Para Cruyff, todo o jogo se passa na distância entre os jogadores. Por isto, os jogadores não devem ir atrás da bola, mas cada qual deve manter sua posição adequada e esperar a bola chegar em suas posições. No jogo de posição, não se deve correr muito, mas estar bem posicionado dentro da sua posição. Cruyff dizia: “Eu quero jogadores que possam fazer movimentos decisivos em pequenos espaços, quero que eles trabalhem o mínimo possível para economizar energia para aquela ação decisiva”.
Jogando no 3–4–3, cada jogador possui uma função ligado ao espaço que deve dominar. Os pontas devem ficar grudados na linha lateral e esperar os mecanismos ocorrerem para receber a bola em boas condições. Eles nunca atravessam o campo. Este jogo exige de cada jogador muita autoconsciência e disciplina dos seus gestos e dos seus movimentos.
Essa disciplina era essencial para encontrar o terceiro homem por trás da linha defensiva adversária. Neste sentido, a função do primeiro homem é conservar ou atrair. Ele seria um intérprete da jogada. O segundo homem é um trabalhador, pois participa como figura passiva entre o primeiro e o terceiro. E o terceiro homem é o agressor, aquele que deve se desmarcar por trás da linha defensiva para receber a bola em vantagem.
Nesta jogada, Witschge foi o primeiro homem, tocou para Begiristáin, o segundo homem, e este devolveu a bola para Witschge. Quando a bola volta para o holandês, ele chama a atenção dos defensores são-paulinos e possui duas opções de terceiro homem: Stoichkov e Laudrup:
O sistema de Cruyff exigia disciplina e autoconsciência dos jogadores, menos movimentação e picardia, mais toques de primeira.
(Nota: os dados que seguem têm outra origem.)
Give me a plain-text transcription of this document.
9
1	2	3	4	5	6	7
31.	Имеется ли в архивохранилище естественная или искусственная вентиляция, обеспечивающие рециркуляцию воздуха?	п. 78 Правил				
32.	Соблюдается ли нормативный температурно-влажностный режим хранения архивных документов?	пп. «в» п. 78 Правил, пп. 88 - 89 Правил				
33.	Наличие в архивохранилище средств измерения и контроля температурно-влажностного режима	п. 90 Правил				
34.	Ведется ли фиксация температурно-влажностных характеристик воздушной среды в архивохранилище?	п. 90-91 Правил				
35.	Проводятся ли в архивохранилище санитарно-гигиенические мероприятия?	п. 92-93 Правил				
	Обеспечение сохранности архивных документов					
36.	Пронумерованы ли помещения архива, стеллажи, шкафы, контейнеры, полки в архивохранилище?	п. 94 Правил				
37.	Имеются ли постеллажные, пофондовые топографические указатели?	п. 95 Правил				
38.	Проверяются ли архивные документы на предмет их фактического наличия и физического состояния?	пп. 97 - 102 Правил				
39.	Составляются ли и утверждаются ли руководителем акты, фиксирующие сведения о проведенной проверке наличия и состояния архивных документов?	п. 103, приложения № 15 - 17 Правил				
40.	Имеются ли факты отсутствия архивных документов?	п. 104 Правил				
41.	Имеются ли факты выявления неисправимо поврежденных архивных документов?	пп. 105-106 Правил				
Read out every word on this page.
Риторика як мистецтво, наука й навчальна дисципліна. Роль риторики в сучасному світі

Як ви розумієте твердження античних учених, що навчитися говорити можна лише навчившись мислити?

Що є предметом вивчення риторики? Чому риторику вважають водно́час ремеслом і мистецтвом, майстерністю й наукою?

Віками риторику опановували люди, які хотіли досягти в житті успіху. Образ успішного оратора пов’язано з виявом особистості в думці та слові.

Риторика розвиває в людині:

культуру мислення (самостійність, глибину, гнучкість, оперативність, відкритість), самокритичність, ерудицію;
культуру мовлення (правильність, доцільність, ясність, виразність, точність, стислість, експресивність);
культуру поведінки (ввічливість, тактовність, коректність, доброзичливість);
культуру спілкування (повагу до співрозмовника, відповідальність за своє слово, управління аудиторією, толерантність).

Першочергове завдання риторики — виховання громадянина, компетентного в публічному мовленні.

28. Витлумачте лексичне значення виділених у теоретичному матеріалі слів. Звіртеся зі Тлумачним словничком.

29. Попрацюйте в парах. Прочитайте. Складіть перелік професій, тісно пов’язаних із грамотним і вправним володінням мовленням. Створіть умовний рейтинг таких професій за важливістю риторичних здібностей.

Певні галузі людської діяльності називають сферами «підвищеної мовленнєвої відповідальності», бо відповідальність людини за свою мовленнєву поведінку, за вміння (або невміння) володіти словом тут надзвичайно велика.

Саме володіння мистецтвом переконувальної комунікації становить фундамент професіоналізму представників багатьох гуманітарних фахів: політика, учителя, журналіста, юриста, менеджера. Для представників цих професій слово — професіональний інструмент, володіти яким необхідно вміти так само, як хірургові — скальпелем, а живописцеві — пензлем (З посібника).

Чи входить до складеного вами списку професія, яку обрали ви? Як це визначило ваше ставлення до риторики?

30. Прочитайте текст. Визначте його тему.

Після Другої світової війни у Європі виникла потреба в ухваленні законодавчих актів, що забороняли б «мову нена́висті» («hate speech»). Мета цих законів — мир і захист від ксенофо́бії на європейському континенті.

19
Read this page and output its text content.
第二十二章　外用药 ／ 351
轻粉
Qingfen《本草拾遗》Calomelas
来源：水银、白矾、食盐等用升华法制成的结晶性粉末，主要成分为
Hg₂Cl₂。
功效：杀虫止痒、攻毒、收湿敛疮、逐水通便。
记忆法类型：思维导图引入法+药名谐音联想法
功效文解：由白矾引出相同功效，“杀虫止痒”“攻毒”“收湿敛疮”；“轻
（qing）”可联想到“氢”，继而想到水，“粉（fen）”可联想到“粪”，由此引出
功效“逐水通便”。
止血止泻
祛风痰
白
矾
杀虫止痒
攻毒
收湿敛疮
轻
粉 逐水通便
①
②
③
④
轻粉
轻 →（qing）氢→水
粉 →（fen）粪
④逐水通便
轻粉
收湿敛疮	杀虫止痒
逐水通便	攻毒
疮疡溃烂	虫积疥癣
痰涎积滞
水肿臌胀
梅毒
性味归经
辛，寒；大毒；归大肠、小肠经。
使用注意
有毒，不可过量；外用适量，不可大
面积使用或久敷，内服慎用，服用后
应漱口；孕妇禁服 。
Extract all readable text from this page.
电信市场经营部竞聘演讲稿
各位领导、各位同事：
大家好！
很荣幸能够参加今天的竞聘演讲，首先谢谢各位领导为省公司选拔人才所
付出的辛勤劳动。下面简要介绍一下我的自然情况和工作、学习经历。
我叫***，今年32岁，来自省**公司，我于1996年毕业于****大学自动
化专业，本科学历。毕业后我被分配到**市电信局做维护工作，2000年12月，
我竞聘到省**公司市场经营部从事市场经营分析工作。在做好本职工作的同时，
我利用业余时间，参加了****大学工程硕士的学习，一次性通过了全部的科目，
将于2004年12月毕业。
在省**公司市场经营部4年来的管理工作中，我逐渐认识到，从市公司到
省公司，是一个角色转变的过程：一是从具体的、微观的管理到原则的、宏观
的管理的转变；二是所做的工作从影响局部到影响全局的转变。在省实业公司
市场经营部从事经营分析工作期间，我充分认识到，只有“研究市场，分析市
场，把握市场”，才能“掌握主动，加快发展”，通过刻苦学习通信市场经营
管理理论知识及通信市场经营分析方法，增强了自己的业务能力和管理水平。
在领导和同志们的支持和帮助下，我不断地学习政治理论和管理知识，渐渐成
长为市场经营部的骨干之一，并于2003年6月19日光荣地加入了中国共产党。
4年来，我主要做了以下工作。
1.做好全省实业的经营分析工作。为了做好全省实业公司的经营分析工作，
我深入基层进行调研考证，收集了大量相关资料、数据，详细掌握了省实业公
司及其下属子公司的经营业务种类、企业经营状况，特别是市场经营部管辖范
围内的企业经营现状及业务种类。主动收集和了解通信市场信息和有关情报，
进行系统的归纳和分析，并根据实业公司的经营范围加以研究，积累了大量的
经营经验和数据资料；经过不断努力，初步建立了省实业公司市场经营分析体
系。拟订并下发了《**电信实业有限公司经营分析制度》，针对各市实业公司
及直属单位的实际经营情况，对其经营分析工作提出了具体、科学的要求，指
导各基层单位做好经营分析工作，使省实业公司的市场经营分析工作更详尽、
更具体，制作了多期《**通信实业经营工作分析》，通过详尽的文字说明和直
Já Telê Santana sentia o futebol de maneira antagônica como bom amante da escola brasileira. Se, para Cruyff, a bola vai às posições, para Telê, os jogadores devem ir até a bola, para terem inciativa e protagonismo, buscarem tabelas curtas e desequilibrantes. Um ponta-armador como Cafú, pode até mesmo atravessar o campo. E o time joga em espaços curtos com muitos jogadores. Um futsal em pequenos pedaços.
Para Cruyff, a ordem constrói e facilita a espontaneidade do indivíduo, o seu talento. Para Telê, é a espontaneidade, o protagonismo, a intuição dos jogadores entre exercerem o seu talento e o encontrarem com o resto do time, que constrói a ordem do jogo. Cruyff pede que os seus jogadores saibam esperar para receber a bola. Telê pede que o jogador tenha protagonismo, vá em busca dela, ouse, transgrida.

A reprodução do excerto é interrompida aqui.